Sanctions for breaching the KID Regulation will remain at national level, however, the EU intends that any breaches (and subsequent sanctions taken) should be made public to ensure that sanctions have a dissuasive effect and to strengthen investor protection.

Product banning

The KID Regulation requires Member States to have the ability to prohibit or suspend the marketing of a PRIIP. The FCA already has this power in the UK.

With the EU introducing the ability to ban financial products on an EU wide basis in the MiFID 2 package, the KID Regulation introduces a similar ability for insurance-based investment products to be banned or restricted.

So what does this mean for me as a product provider?

Within the short transitional period (see below), manufacturers / remanufacturers will need to undertake an enormous amount of work namely:

  • produce KIDs for all PRIIPs they produce, fully compliant with the KID Regulation;
  • set up dedicated KID websites where the library of KIDs will be contained in order for distributors to be able to provide them to retail clients – this has particular unique challenges in order to satisfy the website conditions;
  • ensure it is clear between themselves and their distributors who has the responsibility for providing the KID to retail investors;
  • include structured deposits within their RDR regulatory net.  As the UK’s RDR front-ran the EU’s proposals in MiFID 2 and the KID Regulation, the FCA stated that it would keep the definition of a ‘retail investment product’ under review and ensure it is aligned with the definition in the KID Regulation of a PRIIP. Therefore, an amendment to the definition of a ‘retail investment product’ in the UK is expected to include structured deposits.

So what does this mean for me as a distributor/adviser?

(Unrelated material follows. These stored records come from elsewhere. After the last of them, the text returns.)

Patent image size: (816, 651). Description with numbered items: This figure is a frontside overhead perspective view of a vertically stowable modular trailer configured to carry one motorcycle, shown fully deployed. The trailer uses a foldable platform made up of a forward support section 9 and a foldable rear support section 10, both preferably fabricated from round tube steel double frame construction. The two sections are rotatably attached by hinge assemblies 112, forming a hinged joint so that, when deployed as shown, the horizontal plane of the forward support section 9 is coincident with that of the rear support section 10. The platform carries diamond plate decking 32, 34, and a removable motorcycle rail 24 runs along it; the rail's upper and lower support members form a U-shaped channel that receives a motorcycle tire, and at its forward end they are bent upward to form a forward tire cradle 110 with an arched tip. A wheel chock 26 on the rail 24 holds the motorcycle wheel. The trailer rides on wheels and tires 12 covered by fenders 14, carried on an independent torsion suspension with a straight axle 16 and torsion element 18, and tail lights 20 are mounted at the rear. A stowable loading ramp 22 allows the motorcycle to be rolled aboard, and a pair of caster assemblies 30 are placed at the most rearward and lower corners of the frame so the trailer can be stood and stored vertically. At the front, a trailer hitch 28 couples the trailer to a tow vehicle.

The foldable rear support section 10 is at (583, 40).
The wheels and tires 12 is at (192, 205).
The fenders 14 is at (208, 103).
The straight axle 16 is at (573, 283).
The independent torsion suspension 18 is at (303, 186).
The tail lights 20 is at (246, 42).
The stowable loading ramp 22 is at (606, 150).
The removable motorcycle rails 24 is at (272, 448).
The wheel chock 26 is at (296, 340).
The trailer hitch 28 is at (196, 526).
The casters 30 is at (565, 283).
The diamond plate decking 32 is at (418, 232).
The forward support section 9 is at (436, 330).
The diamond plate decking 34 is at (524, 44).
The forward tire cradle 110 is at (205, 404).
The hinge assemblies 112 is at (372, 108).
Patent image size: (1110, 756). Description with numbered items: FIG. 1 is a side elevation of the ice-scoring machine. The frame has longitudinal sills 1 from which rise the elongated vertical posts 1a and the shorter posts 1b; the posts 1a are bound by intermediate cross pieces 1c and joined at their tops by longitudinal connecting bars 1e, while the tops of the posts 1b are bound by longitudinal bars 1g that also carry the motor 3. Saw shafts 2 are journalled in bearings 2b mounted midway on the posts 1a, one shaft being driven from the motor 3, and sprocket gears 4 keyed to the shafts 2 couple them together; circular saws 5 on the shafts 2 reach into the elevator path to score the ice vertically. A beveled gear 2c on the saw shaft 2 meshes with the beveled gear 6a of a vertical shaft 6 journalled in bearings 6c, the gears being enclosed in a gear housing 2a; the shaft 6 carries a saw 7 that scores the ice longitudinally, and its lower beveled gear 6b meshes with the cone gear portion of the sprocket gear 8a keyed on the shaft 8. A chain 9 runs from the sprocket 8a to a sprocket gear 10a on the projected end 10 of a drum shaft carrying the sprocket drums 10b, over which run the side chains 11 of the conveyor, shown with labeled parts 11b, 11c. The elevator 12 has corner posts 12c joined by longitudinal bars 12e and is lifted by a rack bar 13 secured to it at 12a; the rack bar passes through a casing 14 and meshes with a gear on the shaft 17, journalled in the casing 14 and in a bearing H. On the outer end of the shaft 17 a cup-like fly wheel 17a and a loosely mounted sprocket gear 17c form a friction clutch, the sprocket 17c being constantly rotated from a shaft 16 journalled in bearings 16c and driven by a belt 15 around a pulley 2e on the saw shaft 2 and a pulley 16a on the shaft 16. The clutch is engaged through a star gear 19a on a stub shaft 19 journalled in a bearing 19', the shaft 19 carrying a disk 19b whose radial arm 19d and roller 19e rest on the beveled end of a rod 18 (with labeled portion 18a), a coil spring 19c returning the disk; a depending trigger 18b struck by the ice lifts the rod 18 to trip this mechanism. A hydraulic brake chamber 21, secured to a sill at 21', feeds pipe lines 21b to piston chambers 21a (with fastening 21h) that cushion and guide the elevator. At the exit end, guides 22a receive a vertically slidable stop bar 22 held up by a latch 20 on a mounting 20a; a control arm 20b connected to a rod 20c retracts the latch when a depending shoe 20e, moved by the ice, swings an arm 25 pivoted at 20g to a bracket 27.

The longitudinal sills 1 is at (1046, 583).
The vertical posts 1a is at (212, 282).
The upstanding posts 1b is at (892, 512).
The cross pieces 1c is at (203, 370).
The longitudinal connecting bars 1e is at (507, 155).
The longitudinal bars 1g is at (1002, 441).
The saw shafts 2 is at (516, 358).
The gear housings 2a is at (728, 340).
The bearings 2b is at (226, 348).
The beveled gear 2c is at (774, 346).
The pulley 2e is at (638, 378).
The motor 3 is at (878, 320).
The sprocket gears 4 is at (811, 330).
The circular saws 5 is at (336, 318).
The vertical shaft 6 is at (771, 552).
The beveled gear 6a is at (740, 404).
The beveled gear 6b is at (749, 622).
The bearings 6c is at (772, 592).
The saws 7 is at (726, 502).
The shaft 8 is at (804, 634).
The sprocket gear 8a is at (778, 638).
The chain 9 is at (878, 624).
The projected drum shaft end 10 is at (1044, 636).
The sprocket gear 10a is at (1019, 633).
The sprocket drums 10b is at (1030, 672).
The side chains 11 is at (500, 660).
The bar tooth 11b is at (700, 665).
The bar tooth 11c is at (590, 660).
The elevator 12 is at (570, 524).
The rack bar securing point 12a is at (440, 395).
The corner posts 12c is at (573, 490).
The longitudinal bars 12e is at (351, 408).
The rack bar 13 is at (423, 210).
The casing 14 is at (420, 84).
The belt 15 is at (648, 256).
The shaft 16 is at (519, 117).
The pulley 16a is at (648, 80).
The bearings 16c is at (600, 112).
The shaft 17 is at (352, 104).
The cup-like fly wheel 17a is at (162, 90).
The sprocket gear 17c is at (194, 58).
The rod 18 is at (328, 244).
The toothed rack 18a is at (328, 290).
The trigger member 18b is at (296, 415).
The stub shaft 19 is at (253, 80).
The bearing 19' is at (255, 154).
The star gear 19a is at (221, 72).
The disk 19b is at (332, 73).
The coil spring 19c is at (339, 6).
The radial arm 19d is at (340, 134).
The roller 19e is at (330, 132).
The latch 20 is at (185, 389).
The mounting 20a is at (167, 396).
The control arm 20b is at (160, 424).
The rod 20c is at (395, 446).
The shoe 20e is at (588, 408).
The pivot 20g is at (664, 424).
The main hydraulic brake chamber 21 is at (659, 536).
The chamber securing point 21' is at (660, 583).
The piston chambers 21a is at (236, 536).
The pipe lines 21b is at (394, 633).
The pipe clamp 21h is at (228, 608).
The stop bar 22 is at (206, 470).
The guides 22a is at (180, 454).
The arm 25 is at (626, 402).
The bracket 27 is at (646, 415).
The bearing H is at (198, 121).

As well as including structured deposits within the RDR regulatory net (see above), distributors and advisers will need to:

  • ensure that where they have the obligation to provide the KID, that the product providers have KIDs available for them and that any hyperlinks to KID websites work;
  • ensure that where the distributor / adviser considers they are not responsible for providing the KID (because they act as agent for the product provider), that this is reflected in their distribution arrangements.

What’s next?


Once passed by the Council, the KID Regulation will enter into force 20 days after its publication in the Official Journal which, at the date of this article, has yet to occur.

There is a transitional period of two years from the entry into force of the KID Regulation before all the requirements will need to be complied with.

Level 2 measures

The KID Regulation sets the overall principles on the approach and content. The proposed Level 2 measures will standardise the presentation of the information and adapt the measures for specific features of other retail investment products.

Interaction with existing EU disclosure requirements

It is intended that the KID will sit alongside the summary requirements under the Prospectus Directive, the disclosure requirements under Solvency II, the requirements under the Distance Marketing of Consumer Financial Services and the e-commerce Directive.


It is intended that the KID Regulation will be reviewed within four years to assess its impact and whether the scope should be widened to other products.